114 points | by tanelpoder 5 hours ago ago

12 comments

  • SEJeff 2 hours ago ago

    I wonder how this compares to grafana pyroscope, which is really good for this sort of thing and already quite mature:

    https://grafana.com/oss/pyroscope/

    https://github.com/grafana/pyroscope

  • genthree 4 hours ago ago

    Relatedly: Has anyone profiled the performance and reliability characteristics of rsyslogd (Linux and FreeBSD distributed syslogger, maybe other platforms too) in its mode where it’s shipping logs to a central node? I’ve configured and used it with relatively small (high single digit nodes, bursts of activity to a million or two requests per minute or so) set-ups but have wondered if there’s a reason it’s not a more common solution for distributed logging and tracing (yes it doesn’t solve the UI problem for those, but it does solve collecting your logs)

    Like… has anyone done a Jepsen-like stress test on rsyslogd and shared the results? I’ve half-assedly looked before and not been able to find anything.

    • jbaiter an hour ago ago

      We're doing this with a few dozen GiBs of logs a day (rsylog -> central rsylog -> elasticsearch). It works reliably, but the config is an absolute nightmare, documentation is a mixed bag and troubleshooting often involves deep dives into the C code. We're planning to migrate to Alloy+Loki.
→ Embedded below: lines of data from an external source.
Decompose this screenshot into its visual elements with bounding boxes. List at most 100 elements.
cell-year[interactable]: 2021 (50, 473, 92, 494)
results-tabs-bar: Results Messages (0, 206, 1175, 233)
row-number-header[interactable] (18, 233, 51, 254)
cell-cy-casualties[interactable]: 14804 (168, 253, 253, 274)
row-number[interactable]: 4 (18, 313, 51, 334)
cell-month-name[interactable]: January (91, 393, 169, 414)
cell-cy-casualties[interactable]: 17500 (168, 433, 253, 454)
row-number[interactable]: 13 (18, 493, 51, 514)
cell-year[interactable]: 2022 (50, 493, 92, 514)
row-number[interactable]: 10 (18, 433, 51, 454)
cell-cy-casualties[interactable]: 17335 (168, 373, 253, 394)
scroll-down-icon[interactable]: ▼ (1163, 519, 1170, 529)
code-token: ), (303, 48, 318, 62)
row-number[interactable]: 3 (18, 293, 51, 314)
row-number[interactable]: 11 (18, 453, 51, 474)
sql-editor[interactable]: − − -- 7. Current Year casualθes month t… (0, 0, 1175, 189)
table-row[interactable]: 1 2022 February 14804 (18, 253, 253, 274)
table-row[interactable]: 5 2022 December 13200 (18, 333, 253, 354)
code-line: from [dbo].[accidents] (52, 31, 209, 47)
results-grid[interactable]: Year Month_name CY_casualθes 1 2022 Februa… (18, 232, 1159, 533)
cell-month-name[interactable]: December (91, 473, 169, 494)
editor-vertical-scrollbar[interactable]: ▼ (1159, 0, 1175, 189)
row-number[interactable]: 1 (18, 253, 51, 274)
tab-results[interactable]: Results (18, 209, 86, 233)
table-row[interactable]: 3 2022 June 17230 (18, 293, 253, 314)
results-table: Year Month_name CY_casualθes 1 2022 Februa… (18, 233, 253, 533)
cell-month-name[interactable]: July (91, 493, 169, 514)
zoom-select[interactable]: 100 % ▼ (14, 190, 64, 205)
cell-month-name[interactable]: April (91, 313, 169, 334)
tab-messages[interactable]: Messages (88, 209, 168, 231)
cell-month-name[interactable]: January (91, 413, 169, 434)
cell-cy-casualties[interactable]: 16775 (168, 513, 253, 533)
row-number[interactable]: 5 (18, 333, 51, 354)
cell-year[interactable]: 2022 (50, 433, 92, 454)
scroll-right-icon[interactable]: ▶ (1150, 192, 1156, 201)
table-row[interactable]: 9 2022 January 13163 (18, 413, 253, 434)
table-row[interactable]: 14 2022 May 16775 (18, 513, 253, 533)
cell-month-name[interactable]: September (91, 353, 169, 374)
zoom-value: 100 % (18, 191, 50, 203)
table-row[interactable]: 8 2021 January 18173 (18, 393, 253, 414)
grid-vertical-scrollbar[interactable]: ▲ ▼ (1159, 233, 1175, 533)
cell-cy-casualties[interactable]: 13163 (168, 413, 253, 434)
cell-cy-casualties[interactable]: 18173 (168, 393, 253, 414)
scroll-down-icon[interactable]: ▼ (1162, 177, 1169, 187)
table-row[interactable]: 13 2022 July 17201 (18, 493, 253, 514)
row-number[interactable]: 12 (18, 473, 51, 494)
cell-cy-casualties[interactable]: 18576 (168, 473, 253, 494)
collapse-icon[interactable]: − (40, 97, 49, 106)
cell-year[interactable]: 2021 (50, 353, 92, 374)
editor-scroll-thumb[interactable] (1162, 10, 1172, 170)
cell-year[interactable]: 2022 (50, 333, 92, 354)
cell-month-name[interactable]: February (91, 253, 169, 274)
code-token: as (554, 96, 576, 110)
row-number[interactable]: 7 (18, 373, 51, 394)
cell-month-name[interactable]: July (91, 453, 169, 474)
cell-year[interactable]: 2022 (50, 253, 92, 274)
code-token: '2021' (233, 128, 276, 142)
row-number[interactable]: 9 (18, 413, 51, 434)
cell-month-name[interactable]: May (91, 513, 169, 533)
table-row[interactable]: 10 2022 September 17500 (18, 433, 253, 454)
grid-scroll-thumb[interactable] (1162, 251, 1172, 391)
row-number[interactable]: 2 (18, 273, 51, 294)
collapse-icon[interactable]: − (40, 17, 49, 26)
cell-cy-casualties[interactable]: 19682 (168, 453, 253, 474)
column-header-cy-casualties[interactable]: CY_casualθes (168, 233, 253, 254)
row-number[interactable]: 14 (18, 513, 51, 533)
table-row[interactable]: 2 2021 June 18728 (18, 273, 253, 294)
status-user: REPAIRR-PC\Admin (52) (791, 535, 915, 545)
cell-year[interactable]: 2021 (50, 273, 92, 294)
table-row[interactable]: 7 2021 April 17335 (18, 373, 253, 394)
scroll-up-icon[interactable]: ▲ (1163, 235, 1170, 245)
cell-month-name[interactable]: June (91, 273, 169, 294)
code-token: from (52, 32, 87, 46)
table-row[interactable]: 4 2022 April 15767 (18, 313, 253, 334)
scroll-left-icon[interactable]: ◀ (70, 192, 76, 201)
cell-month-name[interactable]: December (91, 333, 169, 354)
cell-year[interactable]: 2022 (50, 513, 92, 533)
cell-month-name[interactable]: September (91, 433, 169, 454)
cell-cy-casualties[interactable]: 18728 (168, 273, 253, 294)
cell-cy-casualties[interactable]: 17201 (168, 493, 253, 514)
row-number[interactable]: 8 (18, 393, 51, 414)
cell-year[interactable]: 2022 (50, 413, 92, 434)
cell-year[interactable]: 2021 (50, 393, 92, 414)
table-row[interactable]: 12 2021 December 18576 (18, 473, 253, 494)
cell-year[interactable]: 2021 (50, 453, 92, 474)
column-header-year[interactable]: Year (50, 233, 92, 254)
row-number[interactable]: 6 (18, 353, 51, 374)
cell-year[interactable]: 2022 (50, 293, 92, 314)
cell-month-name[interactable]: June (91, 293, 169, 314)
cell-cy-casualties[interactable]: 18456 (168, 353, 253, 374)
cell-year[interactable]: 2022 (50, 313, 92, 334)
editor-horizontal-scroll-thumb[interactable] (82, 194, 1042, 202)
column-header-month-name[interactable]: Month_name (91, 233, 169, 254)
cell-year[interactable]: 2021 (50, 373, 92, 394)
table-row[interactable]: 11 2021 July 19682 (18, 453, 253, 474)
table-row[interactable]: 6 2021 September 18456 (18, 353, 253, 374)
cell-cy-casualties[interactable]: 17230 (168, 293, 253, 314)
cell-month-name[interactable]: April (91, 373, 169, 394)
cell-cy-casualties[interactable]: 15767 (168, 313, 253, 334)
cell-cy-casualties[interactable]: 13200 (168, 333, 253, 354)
    • nesarkvechnep 2 hours ago ago

      People don’t care about syslog. 98% of my colleagues haven’t heard of it.

      • malux85 2 hours ago ago

        You are drawing a global conclusion from a tiny sample!

  • ollien 2 hours ago ago

    Very excited for this. We've used the Elixir version of this at $WORK a handful of times and have found it exceptionally useful.

  • secondcoming 4 hours ago ago

    > Continuously capturing low-overhead performance profiles in production

    It suprises me that anything designed by the OTel community could ever meet 'low-overhead' expectations.

    • tanelpoder 4 hours ago ago

      The reference implementation of the profiler [1] was originally built by the Optimyze team that Elastic then acquired (and donated to OTEL). That team is very good at what they do. For example, they invented the .eh_frame walking technique to get stack traces from binaries without frame pointers enabled.

      Some of the OGs from that team later founded Zymtrace [2] and they're doing the same for profiling what happens inside GPUs now!

      [1] https://github.com/open-telemetry/opentelemetry-ebpf-profile...

      [2] https://zymtrace.com/article/zero-friction-gpu-profiler/

    • felixge 4 hours ago ago

      OTel Profiling SIG maintainer here: I understand your concern, but we’ve tried our best to make things efficient across the protocol and all involved components.

      Please let us know if you find any issues with what we are shipping right now.

    • phillipcarter 4 hours ago ago

      Anything to actually add?